Un certain nombres de tracts, d’affiches et d’articles sont reproduits, témoignant d’une intensité d’actions directes qu’il serait bon de rappeler à ceux qui critiquent les quelques « débordements » des manifestations d’aujourd’hui.
Ainsi, la revue d’expression anarchiste « À bas l’État » de septembre 1981, explique que « le nucléaire nécessairement fait partie du plan de restructuration du capital à bout de souffle, limité par des structures séculaires. Par conséquent, la lutte antinucléaire doit prendre place dans le combat anticapitaliste, et donc antiétatique, que nous devons mener. » « Une société sans classe ni État reste notre objectif et nous nous méfions fortement des phases de transition toujours récupératrices. » « Ce n’est pas en respectant l’autorité que l’on peut espérer la faire plier, à plus forte raison y mettre fin. La légalité est l’essence même de la domination étatique, seule l’action directe peut en venir à bout. » Le pouvoir ne cédera que devant une riposte de « masse ». Aux « non-violents bêlants » qui « crient à la provocation
» , ils répondent qu’il serait temps « qu’ils se rendent compte que la violence est constamment employée par l’État et que nos ripostes ne sont qu’autodéfense. »

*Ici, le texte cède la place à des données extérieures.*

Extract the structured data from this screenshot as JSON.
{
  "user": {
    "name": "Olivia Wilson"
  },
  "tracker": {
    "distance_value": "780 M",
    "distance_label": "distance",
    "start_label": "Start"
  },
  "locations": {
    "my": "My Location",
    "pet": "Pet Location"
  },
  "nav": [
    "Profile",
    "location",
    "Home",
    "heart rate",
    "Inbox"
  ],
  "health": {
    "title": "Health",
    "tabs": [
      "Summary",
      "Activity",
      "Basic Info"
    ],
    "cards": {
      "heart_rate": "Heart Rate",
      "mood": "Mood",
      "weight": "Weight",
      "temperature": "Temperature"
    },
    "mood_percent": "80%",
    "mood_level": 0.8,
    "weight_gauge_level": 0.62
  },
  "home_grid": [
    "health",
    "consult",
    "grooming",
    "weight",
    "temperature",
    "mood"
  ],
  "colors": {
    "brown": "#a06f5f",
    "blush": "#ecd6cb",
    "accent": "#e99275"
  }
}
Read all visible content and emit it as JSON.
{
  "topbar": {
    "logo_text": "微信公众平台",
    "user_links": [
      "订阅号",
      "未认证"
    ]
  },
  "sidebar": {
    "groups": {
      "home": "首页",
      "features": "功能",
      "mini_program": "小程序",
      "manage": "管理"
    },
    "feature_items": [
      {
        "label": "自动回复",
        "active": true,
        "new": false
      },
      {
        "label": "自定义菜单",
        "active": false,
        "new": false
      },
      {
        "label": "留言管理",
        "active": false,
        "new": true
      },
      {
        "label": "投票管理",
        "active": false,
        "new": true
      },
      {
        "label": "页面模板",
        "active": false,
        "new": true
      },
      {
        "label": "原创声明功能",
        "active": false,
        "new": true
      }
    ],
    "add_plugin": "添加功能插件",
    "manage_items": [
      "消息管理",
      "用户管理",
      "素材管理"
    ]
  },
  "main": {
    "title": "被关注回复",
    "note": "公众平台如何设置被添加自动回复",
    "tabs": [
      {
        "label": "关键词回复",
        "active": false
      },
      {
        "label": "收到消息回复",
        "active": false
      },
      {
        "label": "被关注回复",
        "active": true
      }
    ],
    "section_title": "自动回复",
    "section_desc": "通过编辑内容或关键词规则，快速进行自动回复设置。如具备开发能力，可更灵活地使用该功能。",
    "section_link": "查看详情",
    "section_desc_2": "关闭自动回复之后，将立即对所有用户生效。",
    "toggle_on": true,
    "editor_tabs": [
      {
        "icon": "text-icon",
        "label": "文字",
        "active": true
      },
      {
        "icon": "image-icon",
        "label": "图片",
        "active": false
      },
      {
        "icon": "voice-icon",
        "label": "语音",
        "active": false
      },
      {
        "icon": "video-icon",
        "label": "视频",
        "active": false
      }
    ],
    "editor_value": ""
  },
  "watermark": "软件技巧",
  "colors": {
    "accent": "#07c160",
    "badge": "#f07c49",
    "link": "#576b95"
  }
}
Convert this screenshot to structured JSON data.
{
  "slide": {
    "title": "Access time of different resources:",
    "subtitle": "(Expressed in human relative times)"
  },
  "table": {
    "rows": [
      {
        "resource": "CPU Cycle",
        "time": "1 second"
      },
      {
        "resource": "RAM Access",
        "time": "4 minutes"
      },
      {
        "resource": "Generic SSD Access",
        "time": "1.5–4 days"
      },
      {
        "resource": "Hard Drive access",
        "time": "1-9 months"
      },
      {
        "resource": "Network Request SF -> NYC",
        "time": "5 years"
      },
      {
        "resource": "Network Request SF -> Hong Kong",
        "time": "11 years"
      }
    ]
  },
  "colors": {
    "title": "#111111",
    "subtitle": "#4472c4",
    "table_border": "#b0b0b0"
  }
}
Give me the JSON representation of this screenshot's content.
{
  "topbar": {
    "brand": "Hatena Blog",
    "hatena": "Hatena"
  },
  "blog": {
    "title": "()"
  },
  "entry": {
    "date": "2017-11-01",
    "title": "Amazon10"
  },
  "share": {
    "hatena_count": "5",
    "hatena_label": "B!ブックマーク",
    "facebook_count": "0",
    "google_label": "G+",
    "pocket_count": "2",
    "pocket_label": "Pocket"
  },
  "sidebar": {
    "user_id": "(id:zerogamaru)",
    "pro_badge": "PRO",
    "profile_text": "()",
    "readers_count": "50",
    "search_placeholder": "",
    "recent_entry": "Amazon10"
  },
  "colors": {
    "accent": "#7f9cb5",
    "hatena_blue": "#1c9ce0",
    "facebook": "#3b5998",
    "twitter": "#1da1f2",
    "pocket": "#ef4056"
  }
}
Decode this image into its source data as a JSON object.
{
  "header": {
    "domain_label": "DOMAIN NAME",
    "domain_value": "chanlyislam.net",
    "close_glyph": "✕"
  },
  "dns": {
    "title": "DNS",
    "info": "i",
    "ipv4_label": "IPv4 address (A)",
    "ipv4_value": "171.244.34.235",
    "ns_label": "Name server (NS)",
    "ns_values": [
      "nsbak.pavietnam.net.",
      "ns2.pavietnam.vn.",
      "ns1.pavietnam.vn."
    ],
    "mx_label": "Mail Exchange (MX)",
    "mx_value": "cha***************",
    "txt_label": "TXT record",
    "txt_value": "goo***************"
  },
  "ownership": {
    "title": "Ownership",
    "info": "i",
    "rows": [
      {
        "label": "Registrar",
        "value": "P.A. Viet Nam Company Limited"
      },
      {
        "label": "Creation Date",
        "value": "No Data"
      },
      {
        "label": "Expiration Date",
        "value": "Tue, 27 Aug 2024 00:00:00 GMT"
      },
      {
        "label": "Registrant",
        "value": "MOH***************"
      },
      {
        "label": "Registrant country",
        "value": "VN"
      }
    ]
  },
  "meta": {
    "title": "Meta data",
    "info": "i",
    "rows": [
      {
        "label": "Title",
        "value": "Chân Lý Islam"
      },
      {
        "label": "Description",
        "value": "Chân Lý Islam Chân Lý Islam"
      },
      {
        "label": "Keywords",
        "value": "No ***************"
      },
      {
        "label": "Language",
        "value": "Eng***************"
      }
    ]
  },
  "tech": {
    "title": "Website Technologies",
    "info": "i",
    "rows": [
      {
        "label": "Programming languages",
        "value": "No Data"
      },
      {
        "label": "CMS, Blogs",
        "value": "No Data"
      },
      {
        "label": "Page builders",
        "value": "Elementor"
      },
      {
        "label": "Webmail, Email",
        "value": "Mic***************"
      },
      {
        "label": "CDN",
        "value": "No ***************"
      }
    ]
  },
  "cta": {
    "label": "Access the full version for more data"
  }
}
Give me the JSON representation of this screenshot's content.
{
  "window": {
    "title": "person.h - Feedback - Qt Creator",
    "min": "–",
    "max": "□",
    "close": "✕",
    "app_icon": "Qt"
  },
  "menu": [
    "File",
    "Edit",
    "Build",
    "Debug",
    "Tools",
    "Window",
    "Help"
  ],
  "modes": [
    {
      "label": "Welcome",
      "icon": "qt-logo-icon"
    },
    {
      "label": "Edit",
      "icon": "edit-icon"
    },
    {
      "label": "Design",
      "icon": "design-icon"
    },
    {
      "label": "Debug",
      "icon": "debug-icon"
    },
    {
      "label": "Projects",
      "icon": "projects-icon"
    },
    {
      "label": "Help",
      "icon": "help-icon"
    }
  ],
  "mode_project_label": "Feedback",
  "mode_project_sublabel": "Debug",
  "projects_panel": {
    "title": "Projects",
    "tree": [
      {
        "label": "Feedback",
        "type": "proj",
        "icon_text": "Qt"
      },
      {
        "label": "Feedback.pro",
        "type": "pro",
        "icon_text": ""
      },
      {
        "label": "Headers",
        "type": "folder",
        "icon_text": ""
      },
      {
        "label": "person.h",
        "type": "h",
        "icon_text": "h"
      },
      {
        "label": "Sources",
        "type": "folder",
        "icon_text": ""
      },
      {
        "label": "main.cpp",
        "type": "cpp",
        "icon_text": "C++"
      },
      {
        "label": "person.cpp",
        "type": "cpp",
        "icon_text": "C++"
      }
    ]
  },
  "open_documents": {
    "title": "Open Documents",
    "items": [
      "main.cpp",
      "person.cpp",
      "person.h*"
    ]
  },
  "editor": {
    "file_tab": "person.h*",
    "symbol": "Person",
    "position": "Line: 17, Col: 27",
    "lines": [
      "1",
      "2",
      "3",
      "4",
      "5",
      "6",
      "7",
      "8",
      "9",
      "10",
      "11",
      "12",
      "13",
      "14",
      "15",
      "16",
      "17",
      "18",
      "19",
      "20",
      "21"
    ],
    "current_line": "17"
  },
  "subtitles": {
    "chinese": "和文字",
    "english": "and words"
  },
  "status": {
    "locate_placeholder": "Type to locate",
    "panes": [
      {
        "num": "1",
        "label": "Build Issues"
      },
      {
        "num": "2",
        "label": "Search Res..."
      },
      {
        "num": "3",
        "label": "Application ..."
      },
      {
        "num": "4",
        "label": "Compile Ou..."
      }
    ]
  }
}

Un tract distribué à Toulouse le 30 octobre 1981 affirme : « Le nucléaire reprend bien évidemment à son compte les mythes véhiculés sur la technique, le progrès, la complexité… pour renforcer un système de domination sociale consacrant la séparation de l’homme et de son environnement, lui interdisant toute possibilité de contrôle, de décision sur sa propre vie. La centralisation de l’énergie, c’est aussi et surtout la centralisation du savoir et du pouvoir à laquelle l’idéologie scientifique vient servir de caution. »
Un autre prévient : « À Golfech, le pouvoir a décidé comme à son habitude de passer outre l’avis défavorable des populations concernées. Aussi, après une parodie de démocratie incarnée par un gel bidon ou un débat inexistant, le PS s’apprête à réaliser le programme électro-nucléaire giscardien. Changement dans la continuité. » « Le seul provocateur c’est l’État et ses valets, non ceux qui leur rentrent dedans ! » « Que ceux qui cherchent des prétextes, des justifications à leur passivité, cessent donc de calomnier et de cracher sur les initiatives « radicales ». Quand aux éternels roquets, qu’ils cessent donc d’aboyer, cela leur permettra peut-être de mordre efficacement. » « Non, Golfech ce n’est pas fini, ça ne fait que commencer. » (« Un peigne-zizi du stylographe, décembre 1981)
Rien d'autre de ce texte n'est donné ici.